Contrairement à ce que le titre et l’épaisseur de ce bouquin suggèrent, le but de cet ouvrage n’est pas tant de vous donner une méthode magique pour une renforcer votre qualité d’écoute, mais plutôt d’étudier le phénomène d’écoute musicale et d’en dresser un portrait historique.
En effet, les conseils donnés, bien que pertinents, se contentent d’enfoncer des portes ouvertes (se mettre au calme, privilégier les places permettant une meilleure acoustique lors d’un concert, essayer de repérer l’époque, le style, les instruments…). Pire encore, en se focalisant uniquement sur la musique dite « classique » (abus de langage volontaire de ma part) et tout au plus au jazz ou à la musique sérielle au détriment des genres plus actuels (grosso modo à partir des années 1970), l’auteur se drape d’un certain snobisme qui pourra rebuter les passionnés de musique actuelle dont je fais partie.
L’approche choisie est volontairement très théorique et historique. Point de dissertation sur le plaisir procuré par l’écoute d’une fugue de Beethoven, point d’envolée lyrique sur la glorieuse perfection des préludes de Chopin. De la rationalité, voilà tout ce que vous trouverez. Et ce n’est pas une mauvaise chose, tant l’analyse froide voire rigide de l’historien se révèle précieuse pour trouver les clés de l’écoute de certaines œuvres.
Le point fort de ce livre réside dans l’originalité de son thème : l’écoute musicale. Au lieu de se concentrer uniquement sur le compositeur comme la plupart des ouvrages musicaux, l’auteur explore la relation mystique, presque sacrée, qui anime la trinité compositeur-interprète-auditeur. Et cette approche se révèle rafraîchissante et passionnante ! Le rôle de l’auditeur, si souvent mis en retrait dans l’histoire de la musique, retrouve ici un éclairage bienvenu. Qu’elle soit utilisée à des fins religieuses, éducatives, voire même dictatoriales, la musique a toujours eu une fonction dépassant le simple cadre récréatif selon les âges et les pays.
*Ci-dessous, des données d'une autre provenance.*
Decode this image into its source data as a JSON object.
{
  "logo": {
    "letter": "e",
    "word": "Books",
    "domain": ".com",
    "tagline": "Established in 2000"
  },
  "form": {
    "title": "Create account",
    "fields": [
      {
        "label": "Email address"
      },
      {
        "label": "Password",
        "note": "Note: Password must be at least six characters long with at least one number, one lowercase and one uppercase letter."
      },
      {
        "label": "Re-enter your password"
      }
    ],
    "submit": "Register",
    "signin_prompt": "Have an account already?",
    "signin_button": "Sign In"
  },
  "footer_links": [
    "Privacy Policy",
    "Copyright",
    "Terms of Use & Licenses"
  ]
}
En témoignent les deux citations suivantes, qui je l’espère titilleront votre curiosité et vous convaincront de lire cet ouvrage :
« Quand il m’arrive d’être davantage ému par le chant que par le
contenu des paroles chantées, je m’accuse d’un grave péché, et alors
je préférerais ne pas entendre le chantre »
Saint Augustin (354-430)
« Un art qui ne peut pas compter sur l’accord le plus immédiat et le
plus intime de la masse, un art qui a besoin du plébiscite et des
suffrages de petites cliques, est intolérable. Un tel art s’efforce de
semer le trouble, alors qu’il devrait, dans la joie, renforcer
l’instinct très sûr et la santé d’un peuple. L’artiste ne peut pas se
tenir à distance de son peuple. » Adolf Hitler, 18 juillet 1937 à
l’inauguration de la Maison de l’art allemand à Munich
Il faut également saluer le choix d’écriture de l’auteur, qui a privilégié un format d’interview avec une certaine Mme. Croche, personnage fictif nommé en référence à M. Croche, nom de plume choisi par Debussy pour écrire ses critiques musicales. Les relances de Mme. Croche donnent de la souplesse au récit et rend l’enchaînement des idées plus dynamique et plus « léger » qu’un bloc de texte uni. Le travail de vulgarisation est également bien réussi, car même la partie théorique ne demande pas de prérequis particulier et est facilement compréhensible de la plupart. De nombreux ouvrages, plus pointus et précis, sont recommandés au fil de la lecture pour ceux qui souhaitent approfondir un sujet en particulier.
En définitive, ce livre s’adresse non pas à ceux qui veulent découvrir de meilleures techniques d’écoute (qui risquent d’être fortement déçus), mais à tous les curieux qui souhaitent explorer un pan jusqu’ici peu raconté de l’histoire musicale et de sa sociologie. La lecture y est agréable, et le sujet est aussi spécifique que passionnant.